Twierdza przy Bułgarskiej
Od 177 dni nikt w polskiej ekstraklasie nie wygrał przy Bułgarskiej. Lech zbudował twierdzę, a domowe statystyki Nenada Bjelicy robią wrażenie.
Bjelica ma powody do dumy z powodu domowej passy Lecha.
Bjelica pracuje w Kolejorzu od 30 sierpnia 2016 roku. W tym czasie Lech rozegrał 21 domowych spotkań, zdobywając w nich 48 na 63 możliwych punktów. W czasie kadencji Chorwata lechici zwyciężyli w 14 ligowych potyczkach, 6 razy remisowali, a goryczy porażki zaznali tylko raz.
Jedynym zespołem, który znalazł na pokonanie Lecha przy Bułgarskiej była Legia Warszawa. Doszło do tego 9 kwietnia 2017 roku. Kolejorz przegrał 1:2, a bramkę przesądzającą o porażce stracił w samej końcówce.
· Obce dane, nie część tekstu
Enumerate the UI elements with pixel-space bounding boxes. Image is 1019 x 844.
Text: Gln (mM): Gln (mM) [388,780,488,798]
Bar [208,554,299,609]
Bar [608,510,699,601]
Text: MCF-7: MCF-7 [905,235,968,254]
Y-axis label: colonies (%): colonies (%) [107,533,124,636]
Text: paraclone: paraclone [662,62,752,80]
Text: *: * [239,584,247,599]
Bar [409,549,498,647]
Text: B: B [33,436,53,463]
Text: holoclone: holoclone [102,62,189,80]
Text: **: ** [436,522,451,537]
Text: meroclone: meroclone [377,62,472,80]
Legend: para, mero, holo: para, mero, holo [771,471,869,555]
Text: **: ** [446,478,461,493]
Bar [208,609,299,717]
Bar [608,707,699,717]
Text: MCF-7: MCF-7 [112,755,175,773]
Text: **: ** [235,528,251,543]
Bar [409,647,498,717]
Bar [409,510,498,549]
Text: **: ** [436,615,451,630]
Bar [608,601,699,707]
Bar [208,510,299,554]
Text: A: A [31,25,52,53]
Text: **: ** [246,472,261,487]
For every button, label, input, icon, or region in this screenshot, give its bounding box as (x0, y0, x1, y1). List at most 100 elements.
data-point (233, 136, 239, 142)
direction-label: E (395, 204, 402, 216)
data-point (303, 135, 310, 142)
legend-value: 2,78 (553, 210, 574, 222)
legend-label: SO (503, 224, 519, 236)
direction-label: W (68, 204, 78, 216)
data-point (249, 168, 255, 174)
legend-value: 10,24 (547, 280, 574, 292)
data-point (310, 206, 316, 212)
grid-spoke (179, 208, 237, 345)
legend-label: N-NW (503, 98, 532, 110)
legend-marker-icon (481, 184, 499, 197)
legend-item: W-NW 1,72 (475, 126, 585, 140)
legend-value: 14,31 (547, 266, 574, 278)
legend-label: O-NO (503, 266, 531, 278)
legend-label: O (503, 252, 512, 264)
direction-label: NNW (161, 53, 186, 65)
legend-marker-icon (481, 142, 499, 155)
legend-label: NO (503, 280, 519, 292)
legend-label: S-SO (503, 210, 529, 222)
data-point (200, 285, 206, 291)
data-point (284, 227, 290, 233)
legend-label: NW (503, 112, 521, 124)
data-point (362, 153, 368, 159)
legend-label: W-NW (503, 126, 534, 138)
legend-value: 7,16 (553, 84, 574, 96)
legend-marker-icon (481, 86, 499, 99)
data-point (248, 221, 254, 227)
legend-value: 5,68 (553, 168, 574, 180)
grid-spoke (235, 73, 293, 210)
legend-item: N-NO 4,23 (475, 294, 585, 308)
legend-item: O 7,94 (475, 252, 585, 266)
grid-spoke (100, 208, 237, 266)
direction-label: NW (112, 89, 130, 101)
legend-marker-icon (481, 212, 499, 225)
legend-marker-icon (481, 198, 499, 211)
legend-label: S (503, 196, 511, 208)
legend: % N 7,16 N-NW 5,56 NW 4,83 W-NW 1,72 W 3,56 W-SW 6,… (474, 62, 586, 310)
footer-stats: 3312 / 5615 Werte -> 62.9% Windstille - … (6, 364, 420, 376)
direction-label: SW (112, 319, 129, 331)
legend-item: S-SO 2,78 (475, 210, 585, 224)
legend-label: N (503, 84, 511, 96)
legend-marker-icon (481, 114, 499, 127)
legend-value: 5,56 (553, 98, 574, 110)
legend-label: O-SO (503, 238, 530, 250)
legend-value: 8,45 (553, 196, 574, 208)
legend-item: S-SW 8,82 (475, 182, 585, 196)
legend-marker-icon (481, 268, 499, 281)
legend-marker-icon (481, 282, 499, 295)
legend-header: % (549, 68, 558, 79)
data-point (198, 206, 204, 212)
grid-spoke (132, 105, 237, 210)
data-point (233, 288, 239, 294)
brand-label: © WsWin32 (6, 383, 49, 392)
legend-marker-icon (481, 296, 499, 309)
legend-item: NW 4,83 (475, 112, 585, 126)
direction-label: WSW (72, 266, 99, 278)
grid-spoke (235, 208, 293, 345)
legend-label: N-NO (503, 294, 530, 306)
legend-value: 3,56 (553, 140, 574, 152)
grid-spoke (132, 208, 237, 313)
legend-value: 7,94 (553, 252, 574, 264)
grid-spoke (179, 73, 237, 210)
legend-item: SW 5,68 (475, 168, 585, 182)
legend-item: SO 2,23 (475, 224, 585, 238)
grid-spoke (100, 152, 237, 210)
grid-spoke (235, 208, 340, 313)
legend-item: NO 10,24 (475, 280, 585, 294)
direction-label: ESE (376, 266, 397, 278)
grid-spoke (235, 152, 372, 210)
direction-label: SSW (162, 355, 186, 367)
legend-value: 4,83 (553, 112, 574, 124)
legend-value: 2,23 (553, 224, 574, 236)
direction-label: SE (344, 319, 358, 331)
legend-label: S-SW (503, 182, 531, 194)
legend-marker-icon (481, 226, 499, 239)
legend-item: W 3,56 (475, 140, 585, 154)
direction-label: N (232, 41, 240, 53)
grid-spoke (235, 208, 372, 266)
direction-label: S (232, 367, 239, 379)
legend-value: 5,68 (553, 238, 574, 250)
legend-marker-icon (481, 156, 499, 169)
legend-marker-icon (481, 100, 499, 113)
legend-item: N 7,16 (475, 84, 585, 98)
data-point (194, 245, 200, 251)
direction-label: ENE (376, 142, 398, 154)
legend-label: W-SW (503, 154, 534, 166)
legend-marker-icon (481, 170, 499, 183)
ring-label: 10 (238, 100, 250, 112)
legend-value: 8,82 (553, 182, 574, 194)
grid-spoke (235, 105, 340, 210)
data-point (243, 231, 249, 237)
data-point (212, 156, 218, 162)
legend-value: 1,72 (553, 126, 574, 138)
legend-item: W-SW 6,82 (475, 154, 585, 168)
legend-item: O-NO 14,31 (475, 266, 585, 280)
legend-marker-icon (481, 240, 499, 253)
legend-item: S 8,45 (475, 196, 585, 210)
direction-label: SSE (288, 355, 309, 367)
Było to jedno z dwóch domowych spotkań Lecha Bjelicy, w których doszło do utraty dwóch bramek. Poprawa gry defensywnej pod okiem Chorwata to fakt. Czyste konto udało się zachować aż w 17 meczach.
– Zawsze nas cieszy, gdy gramy na zero z tyłu. Tak też było w niedzielę, kolejny już raz. Mało bramek tracimy, co jest najważniejsze, bo często wpada coś z przodu i zbieramy tak istotne punkty – powiedział Robert Gumny na łamach oficjalnej strony.